III. The Cost of Solving Alone
Here is what the people who always figure it out know: solving alone is its own kind of loneliness. Not the obvious loneliness of the empty room but the specific loneliness of being capable — of being the person others bring their problems to, the one who synthesizes and strategizes and holds the emotional architecture of a relationship together while the other person lives inside it comfortably, as though the architecture erected itself.
I have been the architect for too long. I have metabolized, processed, reframed, healed, and presented the finished product as though the labor was invisible — because for most of my life, presenting the labor as invisible was the condition of being loved at all. You do not want to be difficult. You do not want to be a burden. You do not want to need so much that the needing becomes the reason they leave. So you solve alone. You figure it out. You present the healed version and call it strength.

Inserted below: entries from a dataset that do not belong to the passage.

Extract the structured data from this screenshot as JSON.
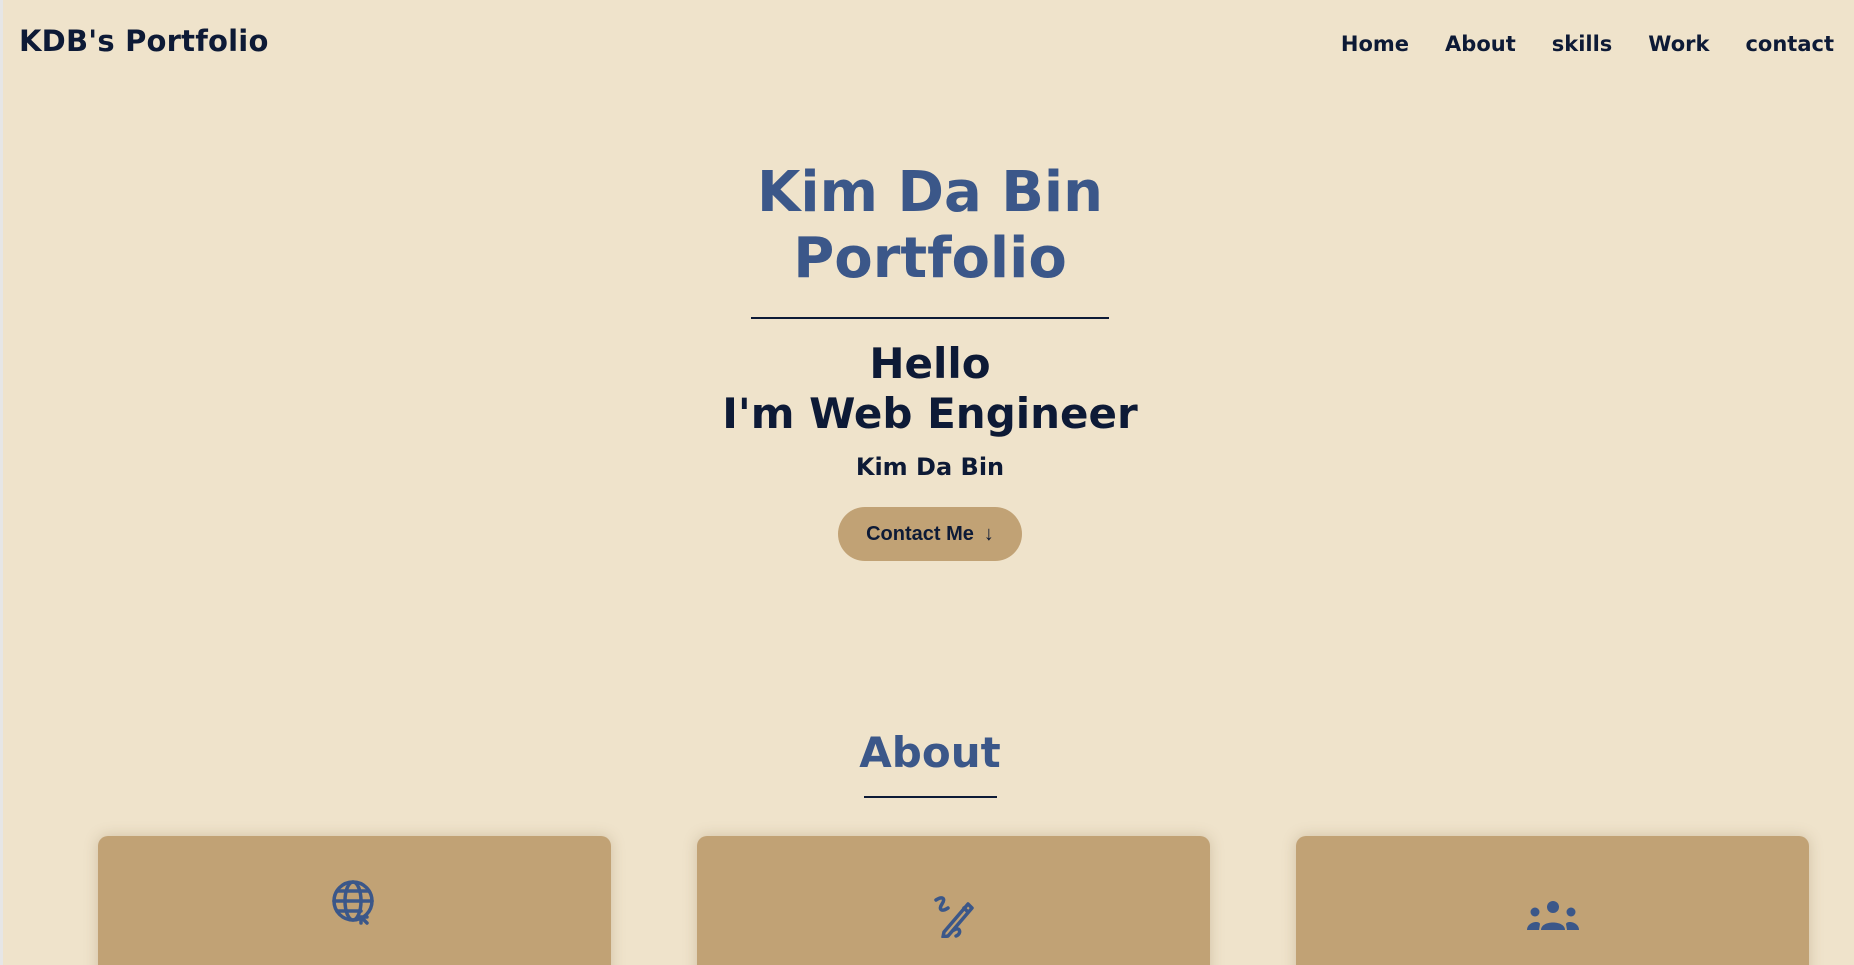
{
  "header": {
    "logo": "KDB's Portfolio",
    "nav": [
      "Home",
      "About",
      "skills",
      "Work",
      "contact"
    ]
  },
  "hero": {
    "title_line1": "Kim Da Bin",
    "title_line2": "Portfolio",
    "greeting_line1": "Hello",
    "greeting_line2": "I'm Web Engineer",
    "name": "Kim Da Bin",
    "button_label": "Contact Me",
    "button_arrow": "↓"
  },
  "about": {
    "title": "About",
    "cards": [
      {
        "icon": "globe-cursor-icon"
      },
      {
        "icon": "pencil-scribble-icon"
      },
      {
        "icon": "people-group-icon"
      }
    ]
  },
  "colors": {
    "background": "#efe3cb",
    "accent_blue": "#3b5789",
    "dark_navy": "#0d1a36",
    "card_tan": "#c1a275"
  }
}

But there is a cost. The cost is this: you become unreachable in the ways that actually matter. Not unreachable to the person — you are right there, pouring, available, warm — but unreachable to the specific kind of intimacy that requires mutual witness. The kind where someone sees not just the finished product but the process. Not just the strength but the exhaustion underneath it. Not just the light but how hard you have been working to keep it lit.

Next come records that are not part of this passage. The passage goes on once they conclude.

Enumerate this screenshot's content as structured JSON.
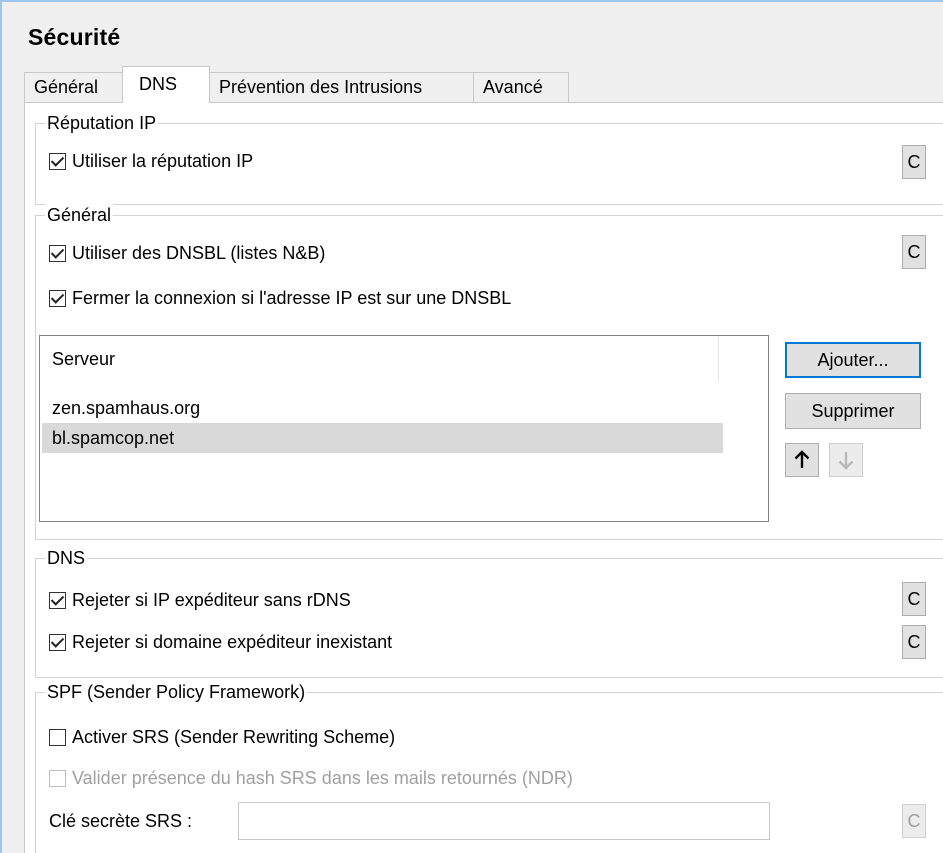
{
  "window": {
    "title": "Sécurité"
  },
  "tabs": [
    {
      "label": "Général",
      "active": false
    },
    {
      "label": "DNS",
      "active": true
    },
    {
      "label": "Prévention des Intrusions",
      "active": false
    },
    {
      "label": "Avancé",
      "active": false
    }
  ],
  "reputation": {
    "legend": "Réputation IP",
    "use_ip_reputation": {
      "label": "Utiliser la réputation IP",
      "checked": true
    },
    "c_button": "C"
  },
  "general": {
    "legend": "Général",
    "use_dnsbl": {
      "label": "Utiliser des DNSBL (listes N&B)",
      "checked": true
    },
    "close_connection": {
      "label": "Fermer la connexion si l'adresse IP est sur une DNSBL",
      "checked": true
    },
    "c_button": "C",
    "server_list": {
      "header": "Serveur",
      "rows": [
        "zen.spamhaus.org",
        "bl.spamcop.net"
      ],
      "selected_index": 1
    },
    "add_button": "Ajouter...",
    "delete_button": "Supprimer",
    "up_icon": "arrow-up-icon",
    "down_icon": "arrow-down-icon"
  },
  "dns": {
    "legend": "DNS",
    "reject_no_rdns": {
      "label": "Rejeter si IP expéditeur sans rDNS",
      "checked": true
    },
    "reject_nonexistent_domain": {
      "label": "Rejeter si domaine expéditeur inexistant",
      "checked": true
    },
    "c_button": "C"
  },
  "spf": {
    "legend": "SPF (Sender Policy Framework)",
    "enable_srs": {
      "label": "Activer SRS (Sender Rewriting Scheme)",
      "checked": false
    },
    "validate_srs_hash": {
      "label": "Valider présence du hash SRS dans les mails retournés (NDR)",
      "checked": false,
      "disabled": true
    },
    "secret_key_label": "Clé secrète SRS :",
    "secret_key_value": "",
    "c_button": "C"
  },
  "colors": {
    "accent": "#0078d7",
    "frame": "#9cc7ee",
    "selection": "#d9d9d9"
  }
}
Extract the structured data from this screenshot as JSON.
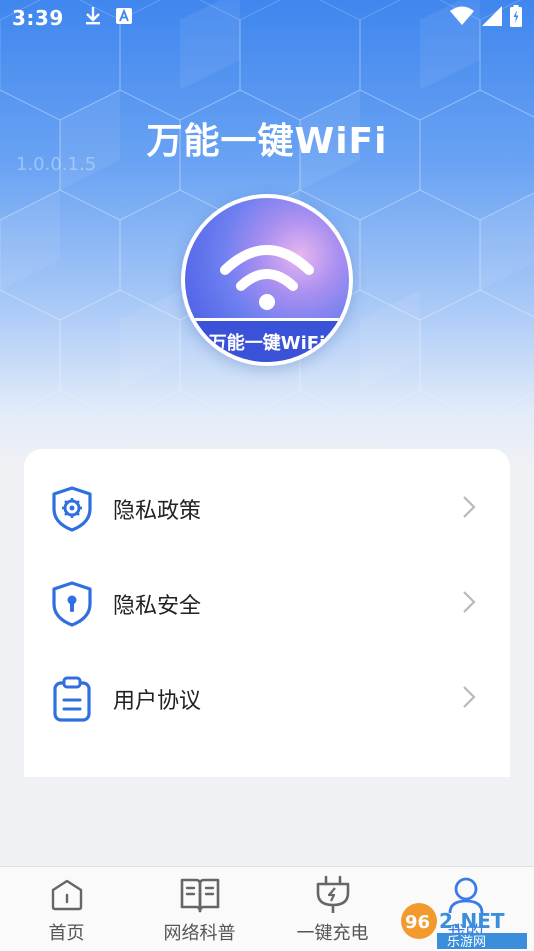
{
  "status_bar": {
    "time": "3:39",
    "icons": [
      "download-icon",
      "text-a-icon",
      "wifi-signal-icon",
      "cell-signal-icon",
      "battery-icon"
    ]
  },
  "header": {
    "title": "万能一键WiFi",
    "version": "1.0.0.1.5",
    "logo_text": "万能一键WiFi"
  },
  "menu": {
    "items": [
      {
        "label": "隐私政策",
        "icon": "shield-gear-icon"
      },
      {
        "label": "隐私安全",
        "icon": "shield-lock-icon"
      },
      {
        "label": "用户协议",
        "icon": "clipboard-icon"
      }
    ]
  },
  "tabs": [
    {
      "label": "首页",
      "icon": "home-icon"
    },
    {
      "label": "网络科普",
      "icon": "book-icon"
    },
    {
      "label": "一键充电",
      "icon": "charger-icon"
    },
    {
      "label": "我的",
      "icon": "user-icon"
    }
  ],
  "watermark": {
    "brand": "962.NET",
    "sub": "乐游网"
  },
  "colors": {
    "accent": "#3a7bea",
    "icon_blue": "#2f6fe0",
    "hero_top": "#3f86ee"
  }
}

The spirit is willing to be known that completely. The flesh, having solved alone for this long, has forgotten how to ask.

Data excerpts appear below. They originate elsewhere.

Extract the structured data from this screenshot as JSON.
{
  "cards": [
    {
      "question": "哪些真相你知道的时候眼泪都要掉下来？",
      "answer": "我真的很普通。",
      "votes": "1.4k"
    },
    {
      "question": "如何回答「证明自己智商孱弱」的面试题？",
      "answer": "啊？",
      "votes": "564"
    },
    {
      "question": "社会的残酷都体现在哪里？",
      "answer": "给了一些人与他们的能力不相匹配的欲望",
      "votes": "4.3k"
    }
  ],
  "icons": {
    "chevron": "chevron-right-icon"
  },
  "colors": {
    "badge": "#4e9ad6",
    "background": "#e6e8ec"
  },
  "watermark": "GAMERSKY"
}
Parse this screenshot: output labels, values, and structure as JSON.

IV. The Fear of Being Extracted From Rather Than Loved
Name it plainly. The fear is not that you will be hurt again — you have survived being hurt and you know its dimensions. The fear is that the love was never about you. That what drew them was not your interior — your specific, unrepeatable self — but the yield. What you produce. What they could take from the lake of you and carry away. That you are valued not for what you are but for what you generate. That when the generating stops, so does the interest.
This fear is not paranoia. It is pattern recognition. It is what happens when the labor goes uncredited, when the improvements they made required you as the invisible architect, when the credit for your own transformation was never returned to you in a form that demonstrated understanding — just gratitude, which is not the same thing. Gratitude is still extractive. What the fear wants is reciprocity. Recognition that moves in both directions. The evidence, demonstrated in action rather than declared in words, that you are not a resource to be managed but a person to be loved.
Character is claimed not by what we claim we value but by what we choose to excuse. I have watched. I have waited. I have given the evidence the space to arrive.
Culmination
My granny’s verse was never about moral failing. It was about the full range of what a person is — the mountain and the flea. The awesome and the pitiful living in the same body at the same time. The spirit that wants to love freely and the flesh that has been keeping the ledger. The one who solves alone and the one who is afraid of being extracted from. The lake that absorbed someone else’s soot and the person still swimming in it, trying to remember what the water was like before.
The work is not choosing between the spirit and the flesh. It is learning to let both tell the truth at the same time. To say: I want this. And: my body remembers what this cost me. And: I am exhausted from pouring without being poured into. And: I am afraid of being loved for what I yield rather than who I am. All of it true. All of it present. All of it requiring a response that does not excuse itself.
The spirit is willing.
The flesh is waiting to see what you do.